The next Marvel movie requires you to watch three Disney+ series and a movie as homework.

Marvel Studios

Why is it now so rare to get a stand-alone film with a beginning, middle, end, and a guarantee of a complete narrative? Yes, us grumpy critics have been complaining about sequel overload for decades now, but things definitely feel different now. You can watch Die Hard and be perfectly satisfied because it existed as its own thing long before the idea of a sequel entered the filmmakers’ brains. It doesn’t spend half its running time setting up hints for future stories and a bunch of story threads that are never paid off. There’s also a distinct lack of adult-focused mid-budget films in the current theatrical market. While neither Barbie nor Oppenheimer technically qualify for this since both films cost over $100 million, they do fit into that increasingly rare niche by merit of their focus on telling a singular story that isn’t dependent on the viewer having to do a ton of homework before tuning in.

It’s undoubtedly impressive that the likes of Marvel have managed to pull off these multimedia sprawling narratives that have recreated the scope of comic book storytelling for mainstream cinematic audiences.

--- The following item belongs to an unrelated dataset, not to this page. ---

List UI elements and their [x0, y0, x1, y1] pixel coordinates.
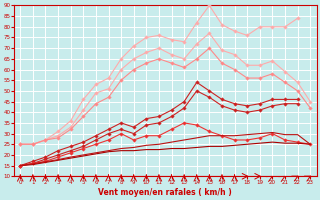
X-axis label: Vent moyen/en rafales ( km/h ): Vent moyen/en rafales ( km/h ) [98, 188, 232, 197]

That they’ve kept it going for well over 15 years is a minor miracle given Hollywood’s flighty nature and willingness to ditch any idea the moment it stops being hugely profitable. There’s clearly a place for it, but the desperation to continue the trend and recreate its success has contributed to a wider cultural famine.

So much of the DC movie machine has been stifled by the eagerness to copy Marvel’s formula, regardless of whether or not it fits their ideas. The Flash floundered under the weight of its rubbery cameos, while even a charming stand-alone adventure like Blue Beetle feels the need to set up further franchise appearances. The MCU certainly isn’t immune, as recent disappointments like Secret Invasion can attest to, concepts of immense potential bogged down by having to include over a decade of lore and build toward the next phase.

The chatter over Barbie sequels already shows Hollywood will take the wrong lessons from the movie’s success.

Warner Bros.

So, when I see articles offering ideas for Barbie sequels, I can’t help but feel disappointed. Part of what made Gerwig’s film so special was its densely layered, funny, heart-aching, and complete story. You leave the theater feeling so satisfied because you got what you were promised (and so much more). Oppenheimer is complex, with a vast ensemble and most of its lengthy running time dedicated to conversations about physics and ethics that Nolan refuses to dumb down. Why would you ever walk out of that film wondering about plans for an expanded universe? You just know some studio head floated the idea at some point.

It seems like so little to ask for, yet it feels inevitable that Hollywood will learn all the wrong lessons from the success of Barbie and Oppenheimer. Expect more sequels about toys and fewer emotionally driven tales that give viewers exactly what they want. But our hunger for stand-alone stories remains strong. We don’t have the time nor inclination to watch every film we see evolve into a decade-plus commitment that has a strong chance of being abandoned long before it reaches that much-hyped climax. Let Barbenheimer lead the way and remind Hollywood that it’s okay for things to end.